Health officials have instructed administrators at Thailand’s state hospitals to begin implementing a new rate structure that significantly raises prices for non-citizens.
In an internal order seen by Coconuts Bangkok addressed to hospital directors and medical professionals, the health ministry says it is “enforcing the 2019 rate of public health services for patients of Thai nationality and the 2019 rate of public health services for foreign patients … for effective management and for the rates to go in the same direction.”
It was written Tuesday and sent to regional health offices.
Under the new rules that came into effect this week, public hospitals are to charge patients at essentially four different tiers based on their legal status: Thai nationals, citizens of neighboring countries and working foreigners on non-immigrant visas.
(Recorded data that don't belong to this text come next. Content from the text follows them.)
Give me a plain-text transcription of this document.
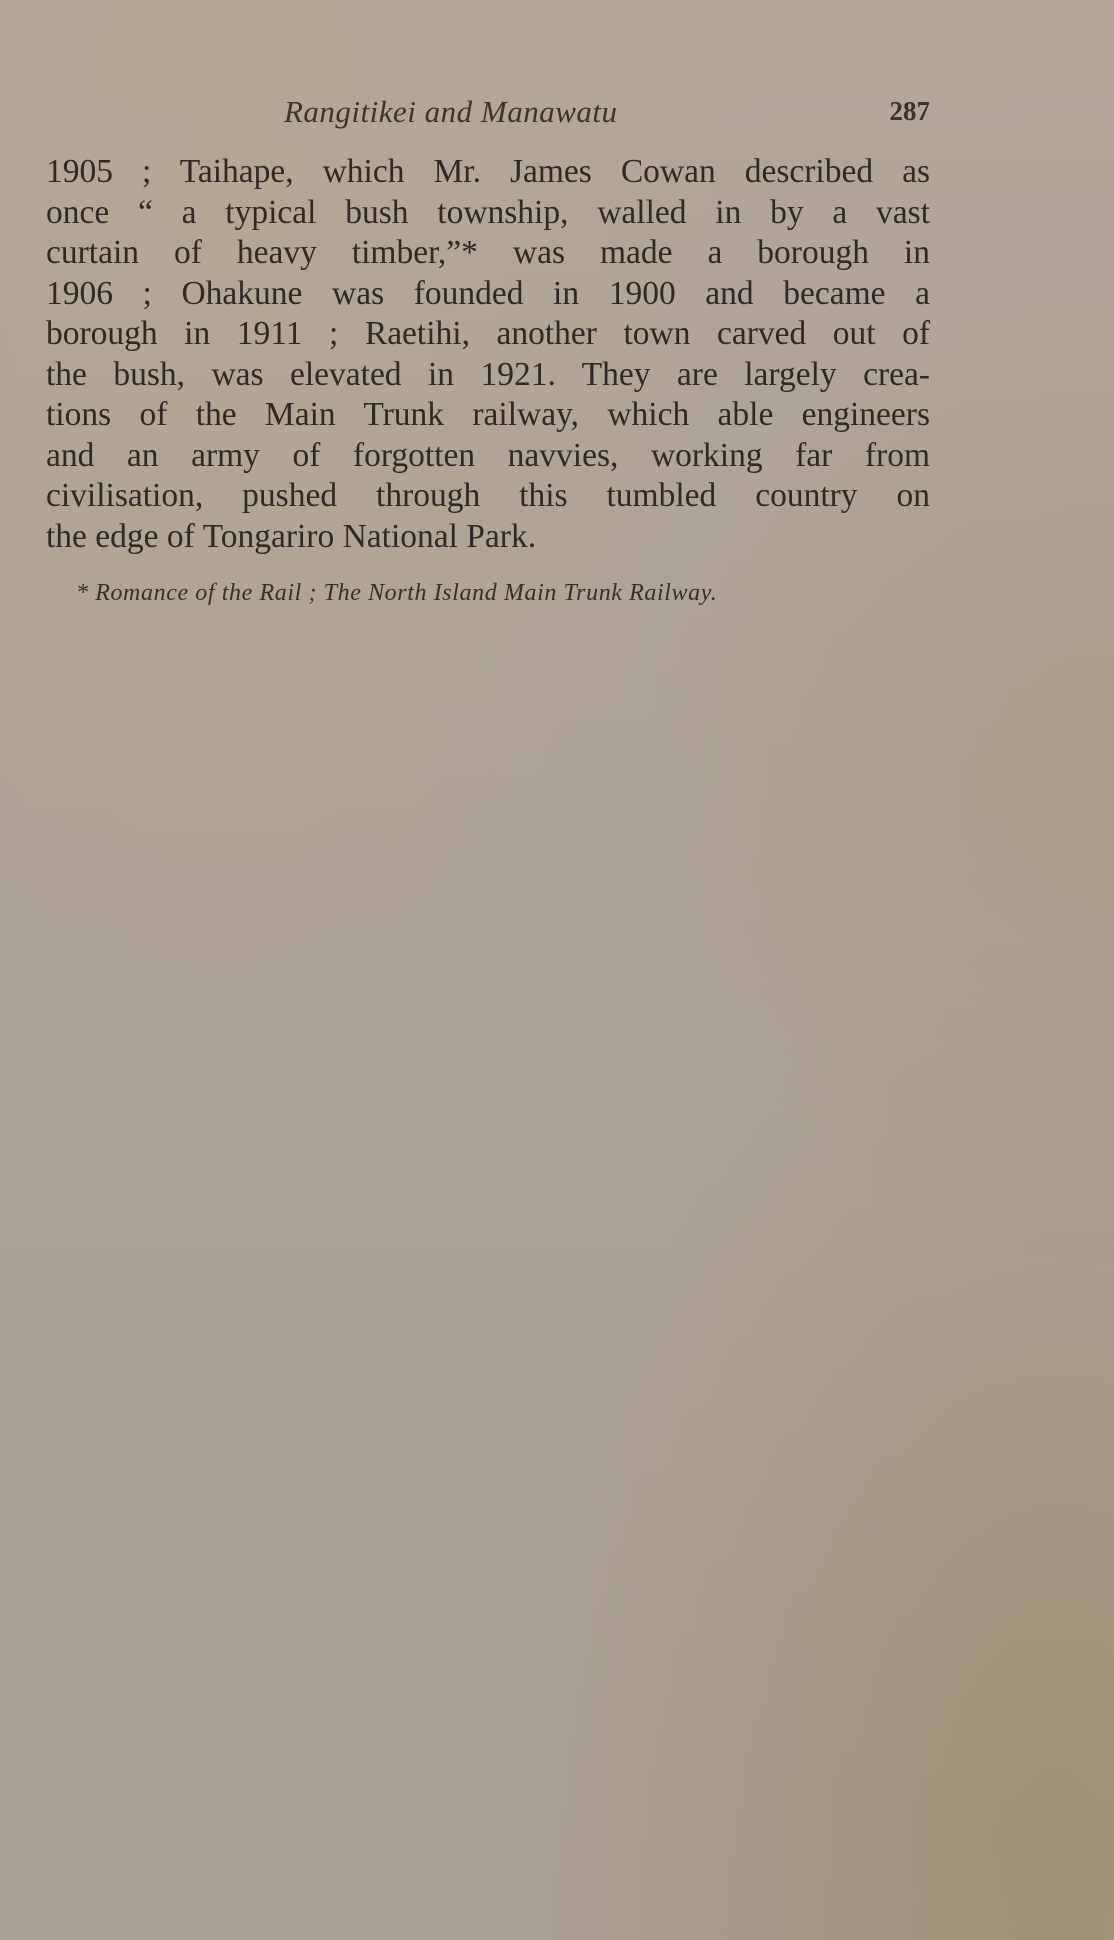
Rangitikei and Manawatu	287
1905 ; Taihape, which Mr. James Cowan described as
once “ a typical bush township, walled in by a vast
curtain of heavy timber,”* was made a borough in
1906 ; Ohakune was founded in 1900 and became a
borough in 1911 ; Raetihi, another town carved out of
the bush, was elevated in 1921. They are largely crea-
tions of the Main Trunk railway, which able engineers
and an army of forgotten navvies, working far from
civilisation, pushed through this tumbled country on
the edge of Tongariro National Park.
* Romance of the Rail ; The North Island Main Trunk Railway.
The fourth group consists of tourists and retirees.
While foreigners from other ASEAN nations will pay the same rates as Thai nationals, they increase significantly for the third group – which includes most expats – while retirees and tourists pay much more, often double.
As we reported when breaking the news last month, a detailed breakdown of fees showed things like a simple antibody screening, which would cost Thais and ASEAN residents THB130, will now cost expats THB190. Retirees and tourists would pay double – THB260.
Want an HIV test? The THB160 charged to Thais and ASEAN nationals goes up to THB240 for working expats and THB320 for retirees/tourists.
Thailand’s medical tourism brought in an estimated THB18.4 billion baht ($US600 million) in 2018, but most seek treatment at private hospitals.
On the higher end, a spinal MRI that costs Thais and their neighbors THB18,700 jumps up to THB23,375 for working expats and THB28,050 for retirees/tourists.
The new rules introduced the kind of dual-pricing for foreigners that has been a source of complaints over the years when it happened illicitly. Now, it’s the law.